With over 15 million Americans out of work Congress is searching for ways to reduce unemployment. The latest idea, put forward by Sen. Jack Reed (D-RI) is “work sharing.” Under work-sharing, companies reduce the hours (and pay) of all their employees instead of laying off some workers and having the remaining employees work normal hours. The government then gives workers a pro-rata share of unemployment insurance payments to partially compensate them for their lost earnings from their lost hours.

Work sharing seems like a simple solution to the unemployment problem. Why not encourage companies to share the work that needs to be done instead of forcing some workers into unemployment? It prevents workers job skills from deteriorating and companies from having to retrain new workers when demand picks up. It makes so much sense that several European countries have already tried it. Studies of their experiences show that work sharing perfectly illustrates H.L. Mencken’s point: for every complex problem there is an answer that is clear, simple, and wrong.

Study after study after study shows that European work sharing programs have done nothing to increase employment. One study of 16 developed countries found no evidence that work sharing programs created or saved jobs. If anything, the evidence suggests that work sharing slightly reduces the number of workers companies hire. Sen. Reed wants to save jobs by cutting hours, but instead workers would work shorter hours in fewer jobs.

Say what? Do not employers have to hire more (or lay off fewer) workers if the rest of their workforce worked less?

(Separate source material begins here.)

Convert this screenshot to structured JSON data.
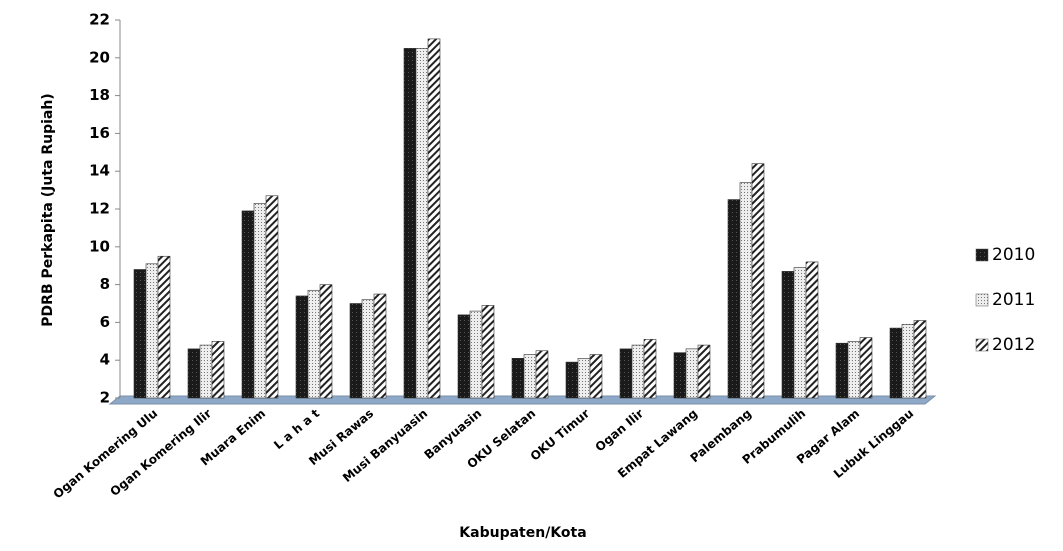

No. The mistake comes from believing that there is a fixed amount of work in the economy to be divided among workers. If that were true, then cutting work hours would create more jobs. But the amount of work that can be done in the economy is virtually unlimited. Why? Because human desires are unlimited. Samuel Gompers, the founder of the American Federation of Labor, was once asked what his members wanted. He could answer in just one word: “More.” That is true of most people – if someone gave you $20,000 you could probably find a way to spend it. What would you buy? A down payment on a house? A vacation to Rome? More education?

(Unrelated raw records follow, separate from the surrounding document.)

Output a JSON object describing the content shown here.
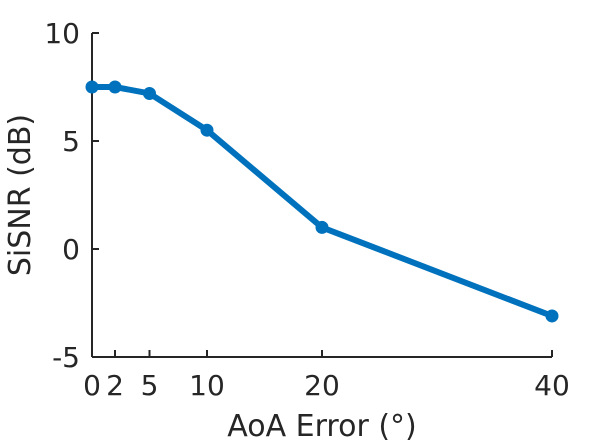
{
  "chart_data": {
    "type": "line",
    "xlabel": "AoA Error (°)",
    "ylabel": "SiSNR (dB)",
    "xlim": [
      0,
      40
    ],
    "ylim": [
      -5,
      10
    ],
    "xticks": [
      0,
      2,
      5,
      10,
      20,
      40
    ],
    "yticks": [
      -5,
      0,
      5,
      10
    ],
    "grid": false,
    "series": [
      {
        "x": [
          0,
          2,
          5,
          10,
          20,
          40
        ],
        "y": [
          7.5,
          7.5,
          7.2,
          5.5,
          1.0,
          -3.1
        ],
        "color": "#0072BD"
      }
    ]
  }
}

All these things take work to produce. There is always more work to be done. If an individual electrician works 30 hours a week instead of 40, another electrician may work longer hours to pick up the slack. But if all the electricians in a city work fewer hours then electricians will do less electrical wiring, leaving the city poorer.

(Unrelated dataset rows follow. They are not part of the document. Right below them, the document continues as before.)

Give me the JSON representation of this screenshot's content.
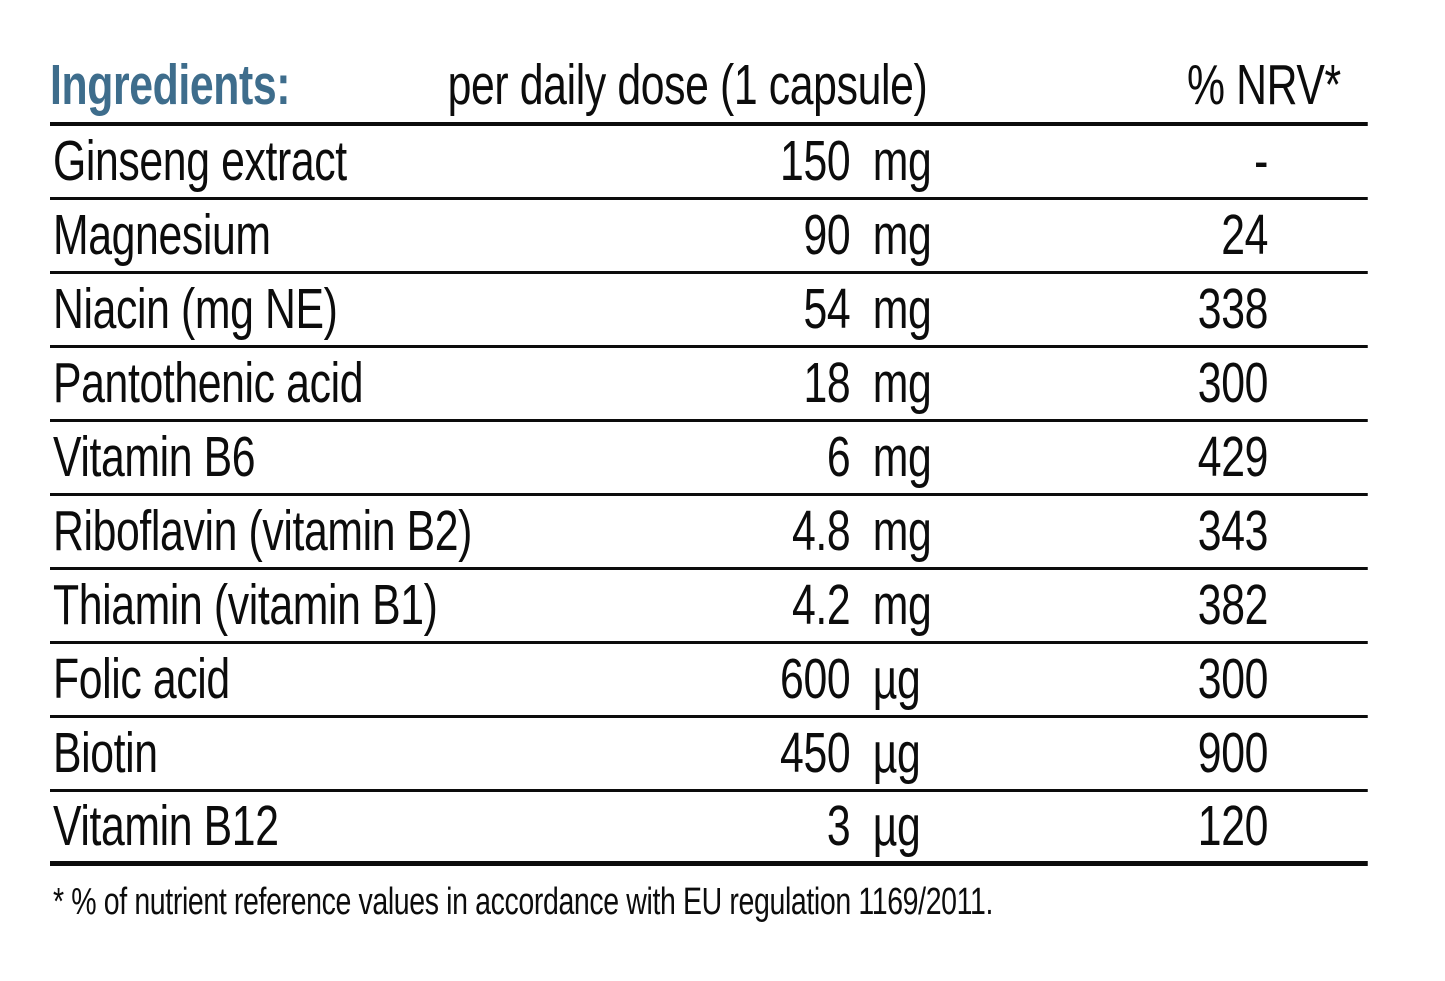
{
  "colors": {
    "heading_blue": "#3e6d8c",
    "text_black": "#0c0c0c",
    "rule_black": "#0c0c0c",
    "background": "#ffffff"
  },
  "table": {
    "header": {
      "ingredients_label": "Ingredients:",
      "dose_label": "per daily dose (1 capsule)",
      "nrv_label": "% NRV*"
    },
    "rows": [
      {
        "name": "Ginseng extract",
        "value": "150",
        "unit": "mg",
        "nrv": "-"
      },
      {
        "name": "Magnesium",
        "value": "90",
        "unit": "mg",
        "nrv": "24"
      },
      {
        "name": "Niacin (mg NE)",
        "value": "54",
        "unit": "mg",
        "nrv": "338"
      },
      {
        "name": "Pantothenic acid",
        "value": "18",
        "unit": "mg",
        "nrv": "300"
      },
      {
        "name": "Vitamin B6",
        "value": "6",
        "unit": "mg",
        "nrv": "429"
      },
      {
        "name": "Riboflavin (vitamin B2)",
        "value": "4.8",
        "unit": "mg",
        "nrv": "343"
      },
      {
        "name": "Thiamin (vitamin B1)",
        "value": "4.2",
        "unit": "mg",
        "nrv": "382"
      },
      {
        "name": "Folic acid",
        "value": "600",
        "unit": "µg",
        "nrv": "300"
      },
      {
        "name": "Biotin",
        "value": "450",
        "unit": "µg",
        "nrv": "900"
      },
      {
        "name": "Vitamin B12",
        "value": "3",
        "unit": "µg",
        "nrv": "120"
      }
    ],
    "footnote": "* % of nutrient reference values in accordance with EU regulation 1169/2011."
  }
}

It does not feel like that in the middle of a recession. With unemployment at 10 percent it feels like the amount of work to do in the economy has fallen. But that is not the case. Rather, the types of work that need to be done are shifting. The housing and financial bubbles have collapsed. Americans want fewer expensive financial products or houses at sky-high prices and more of others goods and services. So the economy is shifting workers out of construction and finance and into new jobs that better serve American’s changed economic desires. Many unemployed workers will take jobs in companies that do not exist yet. They will work hard to produce new goods and services that Americans value. This transition can be prolonged and painful. It certainly is now.

But it is better to let jobs shift in the economy than to have taxpayers pay to encourage companies to cut their employees hours’. When that happens jobs do not increase – less work gets done.

Congress would do better to encourage entrepreneurial risk taking and investment. Unemployment has continued to rise not because of increased job losses but because job creation has fallen. The credit crunch and the risk of higher taxes and expensive regulation from Washington have reduced the incentive for and the ability of entrepreneurs to create the new jobs that unemployed workers would normally find. More entrepreneurship – not working fewer hours – will create jobs and lower unemployment.